USDA to Present New Steps to Prevent Food Tampering

WASHINGTON - Agriculture Secretary Ann Veneman is expected today to urge U.S. meat, poultry and egg plants to seal shipments and take other steps to protect the nation's food supply from deliberate contamination, Reuters reports.

The department has prepared six pages of food safety guidelines telling plants how they should manage their security, production, workers, transportation and storage. Although the guidelines will likely be given to all the department's meat inspectors, they are not mandatory, according to Reuters.

USDA said Veneman will also detail how the agency plans to use the $328 million recently appropriated by Congress to improve food and farm safety.

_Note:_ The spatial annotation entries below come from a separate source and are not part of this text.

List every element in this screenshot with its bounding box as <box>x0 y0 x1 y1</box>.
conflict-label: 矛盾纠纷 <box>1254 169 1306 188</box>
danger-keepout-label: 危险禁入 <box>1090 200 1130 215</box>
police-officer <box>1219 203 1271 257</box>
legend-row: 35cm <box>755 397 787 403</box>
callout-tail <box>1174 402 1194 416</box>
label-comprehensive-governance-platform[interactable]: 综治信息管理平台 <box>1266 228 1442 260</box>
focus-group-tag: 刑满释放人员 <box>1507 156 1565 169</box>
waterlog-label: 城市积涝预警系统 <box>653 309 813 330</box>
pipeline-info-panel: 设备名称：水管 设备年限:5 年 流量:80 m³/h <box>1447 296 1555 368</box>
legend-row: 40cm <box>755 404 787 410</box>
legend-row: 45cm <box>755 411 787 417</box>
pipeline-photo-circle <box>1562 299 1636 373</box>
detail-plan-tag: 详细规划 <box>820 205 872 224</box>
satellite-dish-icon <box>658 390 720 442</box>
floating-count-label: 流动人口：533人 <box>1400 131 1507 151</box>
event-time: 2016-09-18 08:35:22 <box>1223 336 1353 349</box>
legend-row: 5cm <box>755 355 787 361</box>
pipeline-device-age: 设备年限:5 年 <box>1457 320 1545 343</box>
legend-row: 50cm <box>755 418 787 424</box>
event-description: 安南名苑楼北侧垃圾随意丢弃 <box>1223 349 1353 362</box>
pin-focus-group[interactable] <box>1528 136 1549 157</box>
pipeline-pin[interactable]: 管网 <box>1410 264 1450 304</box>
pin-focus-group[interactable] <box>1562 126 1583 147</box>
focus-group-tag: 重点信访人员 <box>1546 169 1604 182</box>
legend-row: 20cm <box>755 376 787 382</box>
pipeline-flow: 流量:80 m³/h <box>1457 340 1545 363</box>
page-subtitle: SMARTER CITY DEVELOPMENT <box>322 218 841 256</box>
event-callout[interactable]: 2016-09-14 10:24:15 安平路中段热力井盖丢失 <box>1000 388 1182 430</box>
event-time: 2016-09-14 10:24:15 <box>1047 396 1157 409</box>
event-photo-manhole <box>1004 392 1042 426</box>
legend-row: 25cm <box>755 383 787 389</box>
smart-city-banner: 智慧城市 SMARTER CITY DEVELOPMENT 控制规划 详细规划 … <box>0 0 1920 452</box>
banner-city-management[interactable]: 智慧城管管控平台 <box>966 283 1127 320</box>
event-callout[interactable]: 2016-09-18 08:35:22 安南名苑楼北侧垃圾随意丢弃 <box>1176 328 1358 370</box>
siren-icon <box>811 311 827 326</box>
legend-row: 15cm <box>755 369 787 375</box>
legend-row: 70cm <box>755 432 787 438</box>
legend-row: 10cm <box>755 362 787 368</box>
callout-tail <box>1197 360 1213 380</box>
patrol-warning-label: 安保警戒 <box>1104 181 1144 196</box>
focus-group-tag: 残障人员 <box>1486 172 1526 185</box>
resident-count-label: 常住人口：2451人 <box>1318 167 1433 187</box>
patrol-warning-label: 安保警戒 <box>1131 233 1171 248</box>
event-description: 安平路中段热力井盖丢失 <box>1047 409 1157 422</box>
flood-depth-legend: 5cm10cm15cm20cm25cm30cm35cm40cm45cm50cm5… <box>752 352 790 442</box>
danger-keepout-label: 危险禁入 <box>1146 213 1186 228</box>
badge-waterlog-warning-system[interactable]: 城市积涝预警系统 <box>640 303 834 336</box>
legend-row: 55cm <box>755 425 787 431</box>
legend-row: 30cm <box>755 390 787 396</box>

The USDA guidelines urged food companies to:

-- Seal all outgoing food shipments with tamper-proof, numbered seals that are included on the shipping documents.

-- Create a food security management team and coordinator for each plant or company.

-- Develop a plan for notifying the police of threats, responding to actual product tampering and evacuating a facility if necessary.

-- Conduct food security drills periodically.

-- Adopt procedures to trace the source of all raw materials, and to trace the delivery points of all finished products.

-- Use guards, alarms, cameras or other security hardware on doors, windows, roof openings, railcars, bulk storage tanks and trailers.

-- Maintain a current list of plant workers with access to the building.

-- Control entry to a plant by requiring photo IDs and sign-in procedures.

-- Prepare a daily inventory of hazardous chemicals at the plant and investigate any missing items immediately.

In other news, Secretary Veneman on Wednesday ruled out allowing meat to be labeled as grown in North America if it is produced in Canada, Mexico or the United States, according to Reuters.